Hong Ru MFin ’10, PhD ’15 returns to MIT Sloan to teach the next generation of master of finance students.
Andrew Husband | MIT Sloan School of Management
Both sections of MIT class 15.433 (Financial Markets), taught this fall by visiting associate professor of finance Hong Ru MFin ’10, PhD ’15 at the MIT Sloan School of Management, include over 100 students from the master of finance program. However, when he joined the program’s inaugural class just over a decade ago, this number was much smaller.
“I started in the program in 2009 and graduated in 2010, and there were only 26 students then. Not like today,” says Ru, who is an associate professor of banking and finance at Nanyang Business School. Along with his wife, Juno Wei Chen MFin ’10, Ru returned to Boston after eight years in Singapore to teach the next generation of MFin students at MIT Sloan.

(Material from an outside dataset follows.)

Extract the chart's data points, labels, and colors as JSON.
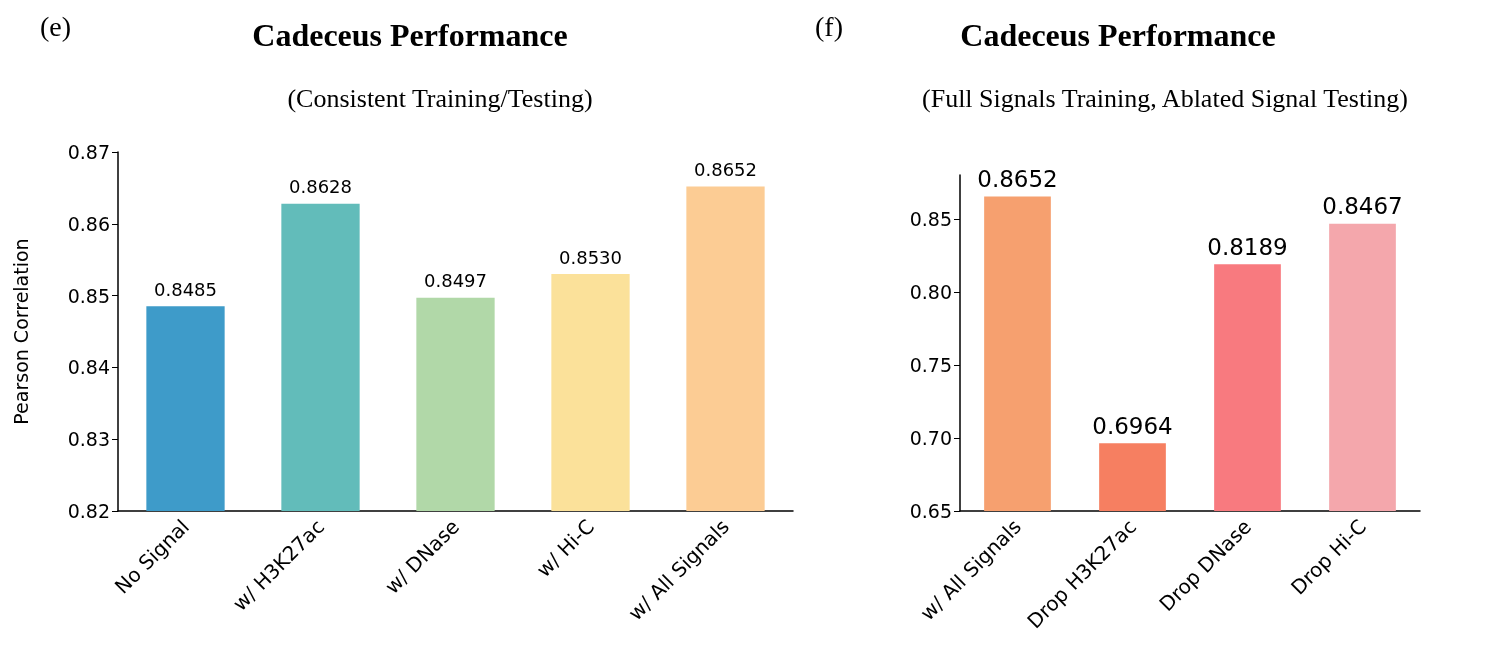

Chen, a senior portfolio manager of the Global Asset Allocation team at Columbia Threadneedle Investments, says their return to Boston and MIT Sloan has been a “great pleasure.” It’s where they first met, where they started their careers in academia and finance, and where they got married.
Ru is especially grateful for the chance to give back to the program that introduced him to Chen and set the pair on their respective career paths, going as far as to describe it as the duty of alumni.
“It’s not just my obligation to deliver my knowledge as a lecturer but, as an MFin alumnus, to help students with their career development and to figure out what to do at this stage of their life and career. We have been there,” he says.
The place to be
Even without a major marketing push by the school in 2009, the pilot program for the master of finance degree garnered 179 applications.
Ru and Chen, who both attended universities in Shanghai but met for the first time when they matriculated at MIT Sloan, independently discovered the new program as they began researching potential graduate schools.
“There has been a very strong appreciation for the American education system, especially since the United States is one of the centers of the financial world,” says Chen.
Given her double major in finance and mathematics, applying to a school like MIT made perfect sense to Chen. This was the same conclusion that Ru, also a finance major, came to.
Not only did the Institute boast one of the top management schools in the world, but it also housed a very influential economics department, whose faculty and alumni include many Nobel laureates — like the late Paul Samuelson, the first American to win the Nobel Memorial Prize in Economic Sciences, and School of Management Distinguished Professor of Finance Robert C. Merton PhD ’70, whose office, as Ru excitedly points out, is right next to his.
“MIT Sloan was definitely the place to be,” says Ru. Out of all the applicants vying for a spot in the inaugural class, he and Chen were both admitted.
“MIT brought us together, and I feel very fortunate to have met so many people from all over the world. It’s a very small class, but it’s very representative of many different countries, regions, and cultural backgrounds,” says Chen.
Two different, complementary paths
As their classes began in 2009, Ru, Chen, and their classmates were experiencing the first global recession of their adult lives. Ru pointed this out to his 15.433 students during a recent lecture, saying his peers faced a financial reality in which the S&P 500 had lost nearly 50 percent of its total value.
Even so, Ru and Chen appreciate everything they were able to learn, both in their coursework at MIT Sloan and off campus at various site visits and joint projects with industry firms. This context also informed the two different, but complimentary career paths they eventually took.
During her undergraduate studies, Chen interned with McKinsey & Co. and a few financial institutions in Shanghai, from which she decided to further explore the possibility of a career in finance. She was able to focus her path at MIT Sloan, where her courses taught her quantitative financial analysis and qualitative business skills, and networking events hosted by faculties like Senior Lecturer Mark P. Kritzman introduced her to firms like State Street, where she landed her first job after graduation.
“Where I ended up is a result of my personal interests and where I got my exposure, my knowledge, and where opportunities opened up for me,” says Chen.
The same can be said for Ru, who received offers for industry jobs in Boston and Hong Kong after graduation. Yet his interest in more advanced studies had been piqued when he enrolled in several doctoral-level classes to supplement his master’s coursework — including one taught by the late Stephen Ross, the inventor of arbitrage pricing theory.
“All the professors I had at MIT, like Stephen Ross, Jiang Wang, Leonid Kogan, and Antoinette Schoar, really cared about their students. Not all professors are like that,” Ru says of the faculty who influenced him. “They’re very passionate about what they do.”
The next 10 years
Ru and Chen are elated to be back in Boston, both because it was their first home together and because it is now the home of their growing family. They are also excited to reunite with their classmates after a long hiatus.
Like many Institute alumni, Ru and Chen missed out on getting back together with old friends and former teachers because of the Covid-19 pandemic, as 2020 marked the 10-year anniversary of the inaugural master of finance class. Yet they are hopeful for future gatherings at their next class reunion in 2025, as well as other school functions.
“We miss our friends, but the program also has 14 classes now, so let’s get together and have some fun,” says Ru. “Come sit in on 15.433 and see how I’m doing.”